Fructose syrup often refers to a glucose-fructose syrup (or corn syrup) that is increasingly used by the agri-food industries. Fructose syrup is a great way to increase the sweetness of a low-cost formula, and to get people to eat more and more sweetened foods. Currently, fructose syrup is singled out because it increases the risk of obesity, liver disease and cardiovascular disease. It is therefore recommended to focus on foods that are sources of natural fructose and to avoid all foods to which fructose syrup has been added.
Fruits rich in fructose
Fruits rich in fructose are the most natural and least dangerous way to consume this natural sugar and enjoy the sweet pleasure it provides. In a varied and balanced diet, consumption of up to 3 fruits per day is recommended.

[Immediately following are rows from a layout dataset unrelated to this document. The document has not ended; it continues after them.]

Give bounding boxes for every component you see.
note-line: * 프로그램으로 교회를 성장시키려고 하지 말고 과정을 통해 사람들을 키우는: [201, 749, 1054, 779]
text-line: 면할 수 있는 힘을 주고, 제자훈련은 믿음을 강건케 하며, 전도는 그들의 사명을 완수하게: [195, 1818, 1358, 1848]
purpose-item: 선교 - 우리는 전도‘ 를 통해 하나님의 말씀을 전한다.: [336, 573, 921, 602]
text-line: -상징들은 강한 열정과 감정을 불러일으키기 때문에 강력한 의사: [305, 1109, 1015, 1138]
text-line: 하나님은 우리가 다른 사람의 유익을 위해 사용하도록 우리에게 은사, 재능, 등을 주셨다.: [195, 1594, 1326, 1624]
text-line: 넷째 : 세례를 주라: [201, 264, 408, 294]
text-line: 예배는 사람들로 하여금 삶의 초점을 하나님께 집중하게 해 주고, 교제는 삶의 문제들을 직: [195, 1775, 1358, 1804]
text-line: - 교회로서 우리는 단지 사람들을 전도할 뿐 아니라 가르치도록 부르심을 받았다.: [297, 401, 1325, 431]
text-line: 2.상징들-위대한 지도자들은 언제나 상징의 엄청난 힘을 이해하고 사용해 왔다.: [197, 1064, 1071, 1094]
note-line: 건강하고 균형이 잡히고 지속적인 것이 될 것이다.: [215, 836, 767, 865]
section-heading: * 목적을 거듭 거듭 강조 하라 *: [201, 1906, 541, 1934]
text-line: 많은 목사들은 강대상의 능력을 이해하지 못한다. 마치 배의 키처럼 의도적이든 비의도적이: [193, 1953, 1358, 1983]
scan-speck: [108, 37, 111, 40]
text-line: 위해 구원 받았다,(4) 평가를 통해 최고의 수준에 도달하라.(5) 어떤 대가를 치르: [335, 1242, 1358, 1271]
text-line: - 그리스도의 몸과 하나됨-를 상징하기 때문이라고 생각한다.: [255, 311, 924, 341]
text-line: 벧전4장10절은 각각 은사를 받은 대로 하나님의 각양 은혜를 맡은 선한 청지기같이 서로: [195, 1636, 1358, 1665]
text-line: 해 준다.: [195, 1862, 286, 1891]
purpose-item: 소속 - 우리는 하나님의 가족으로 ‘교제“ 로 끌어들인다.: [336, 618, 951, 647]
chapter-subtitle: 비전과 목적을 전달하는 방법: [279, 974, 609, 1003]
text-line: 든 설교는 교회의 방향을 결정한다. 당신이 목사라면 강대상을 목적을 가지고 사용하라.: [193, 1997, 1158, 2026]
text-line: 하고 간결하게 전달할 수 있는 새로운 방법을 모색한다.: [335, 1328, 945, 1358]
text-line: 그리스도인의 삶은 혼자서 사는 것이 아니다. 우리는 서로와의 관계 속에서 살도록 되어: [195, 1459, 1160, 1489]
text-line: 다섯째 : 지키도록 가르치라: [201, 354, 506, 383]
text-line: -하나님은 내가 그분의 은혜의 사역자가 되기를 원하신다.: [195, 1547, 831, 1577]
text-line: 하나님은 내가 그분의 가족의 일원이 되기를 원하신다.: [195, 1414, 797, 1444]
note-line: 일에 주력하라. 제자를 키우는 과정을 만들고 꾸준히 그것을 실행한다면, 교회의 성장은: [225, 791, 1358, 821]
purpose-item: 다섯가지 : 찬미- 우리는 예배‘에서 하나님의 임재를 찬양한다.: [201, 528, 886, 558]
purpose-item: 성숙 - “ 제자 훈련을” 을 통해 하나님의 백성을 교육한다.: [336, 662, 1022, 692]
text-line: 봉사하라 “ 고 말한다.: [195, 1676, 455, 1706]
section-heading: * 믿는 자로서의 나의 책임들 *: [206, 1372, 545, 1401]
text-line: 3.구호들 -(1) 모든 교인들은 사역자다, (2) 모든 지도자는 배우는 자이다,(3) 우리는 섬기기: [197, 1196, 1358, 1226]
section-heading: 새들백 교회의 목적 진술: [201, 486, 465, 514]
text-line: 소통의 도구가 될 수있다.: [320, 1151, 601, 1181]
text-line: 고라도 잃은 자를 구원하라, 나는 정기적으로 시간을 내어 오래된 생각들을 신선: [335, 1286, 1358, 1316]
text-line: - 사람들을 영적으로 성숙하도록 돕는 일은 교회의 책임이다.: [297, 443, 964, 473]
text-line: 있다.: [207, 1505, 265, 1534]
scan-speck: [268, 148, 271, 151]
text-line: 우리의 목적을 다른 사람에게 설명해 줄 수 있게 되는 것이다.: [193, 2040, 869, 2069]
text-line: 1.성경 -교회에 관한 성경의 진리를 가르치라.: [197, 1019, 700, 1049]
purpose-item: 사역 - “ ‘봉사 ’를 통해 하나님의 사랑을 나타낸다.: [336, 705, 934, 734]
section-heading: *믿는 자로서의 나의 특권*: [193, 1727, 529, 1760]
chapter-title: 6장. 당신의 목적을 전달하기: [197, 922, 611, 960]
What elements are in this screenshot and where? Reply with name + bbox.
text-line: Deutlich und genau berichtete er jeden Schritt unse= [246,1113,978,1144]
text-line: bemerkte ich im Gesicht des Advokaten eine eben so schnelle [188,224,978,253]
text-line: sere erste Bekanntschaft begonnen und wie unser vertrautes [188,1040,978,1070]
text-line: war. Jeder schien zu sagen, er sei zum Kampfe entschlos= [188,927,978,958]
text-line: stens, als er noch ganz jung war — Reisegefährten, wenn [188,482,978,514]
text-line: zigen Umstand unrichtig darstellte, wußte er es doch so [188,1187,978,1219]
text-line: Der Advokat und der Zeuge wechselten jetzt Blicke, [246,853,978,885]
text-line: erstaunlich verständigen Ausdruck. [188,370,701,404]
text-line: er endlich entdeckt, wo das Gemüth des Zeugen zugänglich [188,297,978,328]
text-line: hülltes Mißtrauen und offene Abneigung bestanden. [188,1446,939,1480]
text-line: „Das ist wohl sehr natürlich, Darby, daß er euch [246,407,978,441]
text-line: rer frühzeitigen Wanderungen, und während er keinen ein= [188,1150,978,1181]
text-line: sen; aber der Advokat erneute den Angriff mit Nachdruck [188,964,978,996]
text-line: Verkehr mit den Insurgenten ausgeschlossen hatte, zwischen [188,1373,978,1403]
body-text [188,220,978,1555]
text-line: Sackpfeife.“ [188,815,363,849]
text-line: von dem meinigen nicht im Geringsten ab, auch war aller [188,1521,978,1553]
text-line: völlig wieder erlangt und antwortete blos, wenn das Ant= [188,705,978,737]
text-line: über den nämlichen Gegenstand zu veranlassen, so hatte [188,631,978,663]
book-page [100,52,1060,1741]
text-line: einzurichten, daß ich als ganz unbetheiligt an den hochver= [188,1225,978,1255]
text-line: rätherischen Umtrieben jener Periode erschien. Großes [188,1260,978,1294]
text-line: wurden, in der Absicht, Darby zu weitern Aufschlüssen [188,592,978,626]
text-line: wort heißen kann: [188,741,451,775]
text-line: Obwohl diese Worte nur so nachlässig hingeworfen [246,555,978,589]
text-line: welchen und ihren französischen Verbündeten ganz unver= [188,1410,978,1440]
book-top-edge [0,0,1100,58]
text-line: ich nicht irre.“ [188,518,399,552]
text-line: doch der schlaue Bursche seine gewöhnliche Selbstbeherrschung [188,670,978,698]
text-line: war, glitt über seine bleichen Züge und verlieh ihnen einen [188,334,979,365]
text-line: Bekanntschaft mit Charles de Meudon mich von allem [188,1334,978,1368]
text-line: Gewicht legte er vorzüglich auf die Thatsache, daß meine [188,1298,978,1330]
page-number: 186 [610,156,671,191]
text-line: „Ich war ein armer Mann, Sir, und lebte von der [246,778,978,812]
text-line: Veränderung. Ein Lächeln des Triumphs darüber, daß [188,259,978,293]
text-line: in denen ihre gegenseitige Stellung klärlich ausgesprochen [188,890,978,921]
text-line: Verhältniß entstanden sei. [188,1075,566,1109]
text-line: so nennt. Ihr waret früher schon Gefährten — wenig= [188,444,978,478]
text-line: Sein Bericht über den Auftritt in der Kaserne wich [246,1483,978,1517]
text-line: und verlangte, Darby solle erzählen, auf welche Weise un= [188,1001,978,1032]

Beyond that, the fructose load on the day exceeds the need and can lead to weight gain.
Undesirable effects and fructose intolerance
There is currently no consensus on fructose consumption.
Consequence of a fructose deficiency
There are no studies on possible fructose deficiency. However, if fruit is removed from foods as part of a fructose intolerance, care should be taken to provide enough vitamin C in the diet.
Consequences of an excess of fructose
When fructose is consumed in large quantities (more than 50g per day), there is the appearance of digestive disorders (bloating, flatulence or diarrhea). In addition, in the long term, an excess of fructose can tire the liver and cause health problems related to the proper functioning of this organ.
In the case of proven fructose intolerance, sugars, honey, legumes, industrial products and all sweeteners derived from fructose (such as sorbitol, maltitol or xylitol) are completely eliminated.
Interaction of Fructose with Glucose
Cumulating a diet high in fructose and glucose does not seem to be a good idea for the health of the body. It seems that these two molecules taken together and in excess would all the more quickly promote obesity and certain pathologies (liver, diabetes, cardiovascular, etc.).
Fructose is an ose (simple sugar) of the ketosis family. It is found in its raw form in abundance in fruits or honey. Coupled with a molecule of glucose, it forms the so-called white sugar sucrose. Fructose also enters the composition of lactulose, raffinose and many other osids.
Both fructose and glucose are simple sugars. Their chemical formulas are close and differ only in the location of a carbon, so they are epimers.
The fructose formula is C6H12O6, its molecular weight is 180,156.
History of Fructose
Fructose has been known for a very long time as a natural constituent of fruit and honey. It was only in the 1970s, however, that fructose began to interest American manufacturers for its many properties. Thus, glucose-fructose syrup has begun to be used extensively for the manufacture of sodas, sweets and other sugary industrial products. It is only in recent years that scientists have begun to question the explosive consumption of fructose imposed by the food industry. What will be the consequences on our health? Case to follow.